Although Crown reports directly to the office of the provost, Emory’s chief academic officer, the Women’s Center has ties to nearly every division of the University and sponsors programs with about fifty other campus groups each year. With lean financial resources, a small space, and a staff of two, Crown’s skillful relationship-building is not just smart strategy but economic necessity. Crown and the Women’s Center board continue to hope to see the center gain additional staff and move from the trailer to a more permanent space.

In the center’s ten years of service, “there are success stories, and there are disappointments,” Crown says. “One of our successes is that we have become one of the top five women’s centers in the nation, and we are often called upon to help others get off the ground.

“But our biggest disappointment remains the same, and that’s our lack of infrastructure. We just have not been able to acquire the resources we need, and it’s a constant issue. We need suitable permanent space and additional staff. These things have remained constant, while our daily activity has grown.”

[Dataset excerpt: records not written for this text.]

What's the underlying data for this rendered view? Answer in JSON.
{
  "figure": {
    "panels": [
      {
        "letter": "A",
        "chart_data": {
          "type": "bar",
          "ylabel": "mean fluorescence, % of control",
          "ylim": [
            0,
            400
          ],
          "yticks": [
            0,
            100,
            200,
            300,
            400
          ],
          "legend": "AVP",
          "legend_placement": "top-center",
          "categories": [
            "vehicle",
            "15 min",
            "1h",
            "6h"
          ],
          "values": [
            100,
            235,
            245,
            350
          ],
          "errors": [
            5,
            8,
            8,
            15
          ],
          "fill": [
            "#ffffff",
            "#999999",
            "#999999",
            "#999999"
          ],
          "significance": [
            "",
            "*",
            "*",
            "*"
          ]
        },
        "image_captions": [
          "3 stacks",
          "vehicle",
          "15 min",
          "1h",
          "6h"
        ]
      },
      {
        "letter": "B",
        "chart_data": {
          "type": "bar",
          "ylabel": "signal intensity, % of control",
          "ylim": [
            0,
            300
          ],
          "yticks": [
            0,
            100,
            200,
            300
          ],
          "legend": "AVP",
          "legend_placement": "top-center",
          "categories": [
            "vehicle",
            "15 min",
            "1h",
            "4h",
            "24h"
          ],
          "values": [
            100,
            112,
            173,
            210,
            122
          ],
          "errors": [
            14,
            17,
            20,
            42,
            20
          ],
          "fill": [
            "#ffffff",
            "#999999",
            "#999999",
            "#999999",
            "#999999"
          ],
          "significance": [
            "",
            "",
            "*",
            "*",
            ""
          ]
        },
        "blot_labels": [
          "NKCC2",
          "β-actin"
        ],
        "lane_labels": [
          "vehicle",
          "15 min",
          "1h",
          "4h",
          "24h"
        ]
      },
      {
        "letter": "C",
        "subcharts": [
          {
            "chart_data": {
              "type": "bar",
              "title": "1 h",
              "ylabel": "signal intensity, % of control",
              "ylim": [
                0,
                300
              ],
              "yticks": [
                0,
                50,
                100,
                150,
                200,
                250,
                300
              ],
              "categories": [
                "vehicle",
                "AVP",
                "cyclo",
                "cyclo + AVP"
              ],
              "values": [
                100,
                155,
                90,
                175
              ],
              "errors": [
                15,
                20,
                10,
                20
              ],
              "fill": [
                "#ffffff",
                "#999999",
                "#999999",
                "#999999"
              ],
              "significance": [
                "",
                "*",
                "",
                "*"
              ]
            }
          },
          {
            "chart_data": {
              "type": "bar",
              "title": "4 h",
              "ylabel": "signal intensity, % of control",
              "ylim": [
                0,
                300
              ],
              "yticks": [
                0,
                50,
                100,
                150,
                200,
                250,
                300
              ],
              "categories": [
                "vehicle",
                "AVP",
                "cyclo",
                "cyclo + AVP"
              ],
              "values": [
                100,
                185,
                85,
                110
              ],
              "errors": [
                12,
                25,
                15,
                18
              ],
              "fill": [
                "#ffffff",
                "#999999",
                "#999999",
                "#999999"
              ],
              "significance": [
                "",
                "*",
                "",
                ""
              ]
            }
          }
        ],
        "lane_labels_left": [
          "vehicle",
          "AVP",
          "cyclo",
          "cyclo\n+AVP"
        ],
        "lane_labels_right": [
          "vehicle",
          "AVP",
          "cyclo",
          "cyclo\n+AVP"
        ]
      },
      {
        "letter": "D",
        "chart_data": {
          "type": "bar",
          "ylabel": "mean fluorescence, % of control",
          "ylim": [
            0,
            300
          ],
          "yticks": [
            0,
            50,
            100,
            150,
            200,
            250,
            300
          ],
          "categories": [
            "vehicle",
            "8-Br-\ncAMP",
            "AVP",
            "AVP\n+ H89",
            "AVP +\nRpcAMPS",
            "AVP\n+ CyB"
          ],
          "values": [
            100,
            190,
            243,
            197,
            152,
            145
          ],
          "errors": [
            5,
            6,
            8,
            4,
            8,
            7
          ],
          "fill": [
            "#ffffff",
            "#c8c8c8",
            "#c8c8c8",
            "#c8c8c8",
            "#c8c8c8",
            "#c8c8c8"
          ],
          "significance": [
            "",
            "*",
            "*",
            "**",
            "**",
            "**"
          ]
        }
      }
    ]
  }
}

The Women’s Center has been a bright spot in her time at Emory, says Jan Gleason (left), associate vice president of public affairs and a longtime member of the board of directors, who shared insights about her life and career during the popular “Telling Our Stories” program last fall. Afterward, she says, several listeners contacted her to thank her for inspiring them.

“It’s just a great way for women across campus to connect with each other,” Gleason says. “It’s not like we are all radical feminists or anything, it’s about building relationships, and I’ve gotten to know so many faculty and students and people I would not otherwise have met working on center projects.”

And that, says Crown, is what the Women’s Center is all about.

“The academy is historically a male institution, and it takes a lot to change a culture,” she says. “Women can feel isolated. It is so important for them to connect, to be recognized and for their voices to be heard. And no single group at Emory is any more important than another. We probably have the largest group of people with diverse needs to serve of any resource on this campus, and that’s a challenge. You just have to try to bridge as many of the gaps as you can.”

Crown is winding down a typical October afternoon in the trailer: the Indigo Girls on the stereo, counseling going on in the Nursing Nest, a graduate student thumbing through books in the library, and plans on the computer screen for the center’s tenth anniversary gala. The phone rings, and Crown’s face lights up as she takes a moment to catch up with a former student who just called to say hello. The Women’s Center may consist of two women in a trailer that could be rolled away tomorrow, but for those at Emory who have come to rely on it, it would leave an indelible imprint behind.